The Fund for American Studies mourns the passing of renowned human rights activist Harry Wu. In 1997, TFAS awarded Wu its Walter Judd Freedom Award, which recognizes individuals “who have advanced the cause of freedom in the United States and abroad, are devoted to the preservation and expansion of freedom, influential in world and national affairs, and are outspoken voices against tyranny and oppression.”
Born in China in 1937, Wu spent 19 years as a political prisoner in Chinese labor camps known as Laogai for his “crime” of criticizing the Soviet Union and the Chinese Communist party. Six years after his release, Wu had the opportunity to come to the United States through a teaching fellowship at the University of California Berkley. After building a new life in America and steering clear of politics, he eventually started telling the story of his imprisonment because he felt he was “being the voice for the many seemingly forgotten prisoners who had died.”

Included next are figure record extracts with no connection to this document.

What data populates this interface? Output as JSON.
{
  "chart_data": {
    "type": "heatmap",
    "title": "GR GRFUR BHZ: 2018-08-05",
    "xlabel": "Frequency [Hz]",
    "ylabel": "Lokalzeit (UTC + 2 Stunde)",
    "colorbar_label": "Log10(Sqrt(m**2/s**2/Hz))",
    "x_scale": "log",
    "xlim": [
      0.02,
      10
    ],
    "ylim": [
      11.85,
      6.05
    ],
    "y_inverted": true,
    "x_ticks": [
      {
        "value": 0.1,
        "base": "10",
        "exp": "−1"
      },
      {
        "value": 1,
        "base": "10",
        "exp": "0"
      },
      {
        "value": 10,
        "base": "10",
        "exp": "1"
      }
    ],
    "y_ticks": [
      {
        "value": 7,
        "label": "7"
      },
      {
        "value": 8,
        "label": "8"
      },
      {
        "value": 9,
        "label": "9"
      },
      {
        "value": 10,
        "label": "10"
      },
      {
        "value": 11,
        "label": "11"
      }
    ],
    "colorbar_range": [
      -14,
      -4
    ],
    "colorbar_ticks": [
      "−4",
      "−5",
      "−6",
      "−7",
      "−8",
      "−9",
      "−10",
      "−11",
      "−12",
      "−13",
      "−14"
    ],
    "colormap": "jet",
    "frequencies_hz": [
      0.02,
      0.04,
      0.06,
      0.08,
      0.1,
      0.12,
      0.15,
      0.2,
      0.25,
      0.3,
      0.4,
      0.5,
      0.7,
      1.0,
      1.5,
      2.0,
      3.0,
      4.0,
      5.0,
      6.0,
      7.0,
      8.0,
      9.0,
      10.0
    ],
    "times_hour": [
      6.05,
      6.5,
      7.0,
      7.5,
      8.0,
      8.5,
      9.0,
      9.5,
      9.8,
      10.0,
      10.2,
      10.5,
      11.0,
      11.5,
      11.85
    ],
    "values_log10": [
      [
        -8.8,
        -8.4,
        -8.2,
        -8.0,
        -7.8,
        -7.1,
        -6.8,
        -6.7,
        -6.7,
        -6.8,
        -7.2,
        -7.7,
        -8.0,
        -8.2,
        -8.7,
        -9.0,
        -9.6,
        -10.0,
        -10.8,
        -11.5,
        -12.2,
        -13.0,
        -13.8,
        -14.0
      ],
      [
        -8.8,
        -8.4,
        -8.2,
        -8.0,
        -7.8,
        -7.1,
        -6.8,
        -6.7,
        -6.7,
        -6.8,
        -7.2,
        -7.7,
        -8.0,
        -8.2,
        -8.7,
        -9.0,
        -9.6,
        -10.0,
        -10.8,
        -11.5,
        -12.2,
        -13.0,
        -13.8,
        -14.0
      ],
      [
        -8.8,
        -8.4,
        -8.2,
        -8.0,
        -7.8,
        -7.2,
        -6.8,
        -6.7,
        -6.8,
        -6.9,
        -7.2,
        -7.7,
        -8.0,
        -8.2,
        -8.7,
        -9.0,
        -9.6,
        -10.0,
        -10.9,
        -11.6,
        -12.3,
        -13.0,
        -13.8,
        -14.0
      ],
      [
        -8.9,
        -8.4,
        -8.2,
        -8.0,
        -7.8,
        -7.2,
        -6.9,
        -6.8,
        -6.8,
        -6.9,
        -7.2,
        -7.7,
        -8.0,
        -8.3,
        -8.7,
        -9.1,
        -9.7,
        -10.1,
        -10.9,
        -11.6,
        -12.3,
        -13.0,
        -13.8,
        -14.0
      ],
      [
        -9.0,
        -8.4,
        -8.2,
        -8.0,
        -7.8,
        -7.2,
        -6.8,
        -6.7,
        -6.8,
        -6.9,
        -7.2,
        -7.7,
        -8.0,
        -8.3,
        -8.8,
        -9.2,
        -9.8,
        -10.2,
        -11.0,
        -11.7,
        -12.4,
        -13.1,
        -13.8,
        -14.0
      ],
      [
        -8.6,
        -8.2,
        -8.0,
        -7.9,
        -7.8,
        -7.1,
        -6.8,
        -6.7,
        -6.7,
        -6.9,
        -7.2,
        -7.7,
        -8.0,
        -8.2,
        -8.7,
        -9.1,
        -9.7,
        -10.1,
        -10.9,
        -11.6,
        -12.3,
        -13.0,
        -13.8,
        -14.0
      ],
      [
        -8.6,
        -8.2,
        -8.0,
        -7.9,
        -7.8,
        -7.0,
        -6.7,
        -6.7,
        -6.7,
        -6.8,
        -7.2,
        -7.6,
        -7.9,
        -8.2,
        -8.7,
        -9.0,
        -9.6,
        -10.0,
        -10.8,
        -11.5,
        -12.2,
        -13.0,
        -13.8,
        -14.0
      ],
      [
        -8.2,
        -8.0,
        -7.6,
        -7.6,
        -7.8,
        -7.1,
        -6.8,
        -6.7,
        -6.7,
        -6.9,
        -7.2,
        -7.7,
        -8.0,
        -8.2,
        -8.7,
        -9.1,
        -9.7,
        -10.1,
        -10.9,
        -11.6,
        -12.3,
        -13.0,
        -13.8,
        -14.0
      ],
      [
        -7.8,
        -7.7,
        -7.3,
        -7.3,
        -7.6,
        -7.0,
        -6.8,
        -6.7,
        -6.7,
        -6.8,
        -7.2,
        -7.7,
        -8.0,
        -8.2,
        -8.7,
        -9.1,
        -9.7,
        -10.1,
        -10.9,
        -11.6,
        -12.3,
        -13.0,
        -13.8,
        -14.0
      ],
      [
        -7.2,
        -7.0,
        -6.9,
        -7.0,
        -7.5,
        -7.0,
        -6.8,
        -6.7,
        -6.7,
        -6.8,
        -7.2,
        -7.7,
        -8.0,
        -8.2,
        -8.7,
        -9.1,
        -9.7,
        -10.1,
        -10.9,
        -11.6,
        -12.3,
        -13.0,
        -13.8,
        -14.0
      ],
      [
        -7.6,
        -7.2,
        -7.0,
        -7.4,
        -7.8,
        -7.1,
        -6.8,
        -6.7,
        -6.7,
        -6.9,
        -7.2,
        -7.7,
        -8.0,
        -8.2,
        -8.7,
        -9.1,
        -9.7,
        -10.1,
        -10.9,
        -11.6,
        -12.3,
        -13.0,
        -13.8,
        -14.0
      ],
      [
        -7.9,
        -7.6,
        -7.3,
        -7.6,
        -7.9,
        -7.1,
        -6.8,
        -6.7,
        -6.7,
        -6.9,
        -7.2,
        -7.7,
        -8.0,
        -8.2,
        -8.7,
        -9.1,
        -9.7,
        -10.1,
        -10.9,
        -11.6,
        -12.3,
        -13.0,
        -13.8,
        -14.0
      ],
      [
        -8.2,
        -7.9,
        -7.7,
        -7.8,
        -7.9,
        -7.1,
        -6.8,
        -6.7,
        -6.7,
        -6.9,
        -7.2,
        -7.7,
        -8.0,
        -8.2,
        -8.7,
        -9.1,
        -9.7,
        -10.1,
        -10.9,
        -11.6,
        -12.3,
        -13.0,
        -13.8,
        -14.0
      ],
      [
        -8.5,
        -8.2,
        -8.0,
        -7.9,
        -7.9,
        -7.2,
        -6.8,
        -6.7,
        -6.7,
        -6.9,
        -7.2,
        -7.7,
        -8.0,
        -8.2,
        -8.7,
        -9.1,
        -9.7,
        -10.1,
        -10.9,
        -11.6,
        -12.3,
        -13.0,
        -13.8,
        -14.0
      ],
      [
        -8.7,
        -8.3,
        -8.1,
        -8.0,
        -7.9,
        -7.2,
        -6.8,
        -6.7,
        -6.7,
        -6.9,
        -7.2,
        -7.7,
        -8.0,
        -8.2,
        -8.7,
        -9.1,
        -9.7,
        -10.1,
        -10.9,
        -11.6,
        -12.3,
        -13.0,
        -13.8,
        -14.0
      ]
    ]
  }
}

Wu eventually published “Laogai: The Chinese Gulag” in 1992, popularizing the Chinese meaning of the word Laogai, which translates as “reform through labor.” In 1994, he published “Bitter Winds: A memoir of my Years in China’s Gulag.”
In 1992, Wu established the Laogai Research Foundation, a nonprofit research and public education organization, considered a leading source for information on China’s labor camps. In addition, the center’s stated purpose is to also “document and publicize other systemic human rights violations in China, including…the coercive enforcement of China’s ‘one-child’ population control policy, and internet censorship and surveillance. The foundation opened a Laogai Museum in Washington, D.C. in 2008.
In a 2001 interview with WorldNetDaily.com, Wu said, “You see, freedom is priceless. I had it, then lost it. Then I finally got it back. You cannot understand what it means to have freedom unless you have lost it. Freedom is quite simple. You can say what you want and go where you want to go.”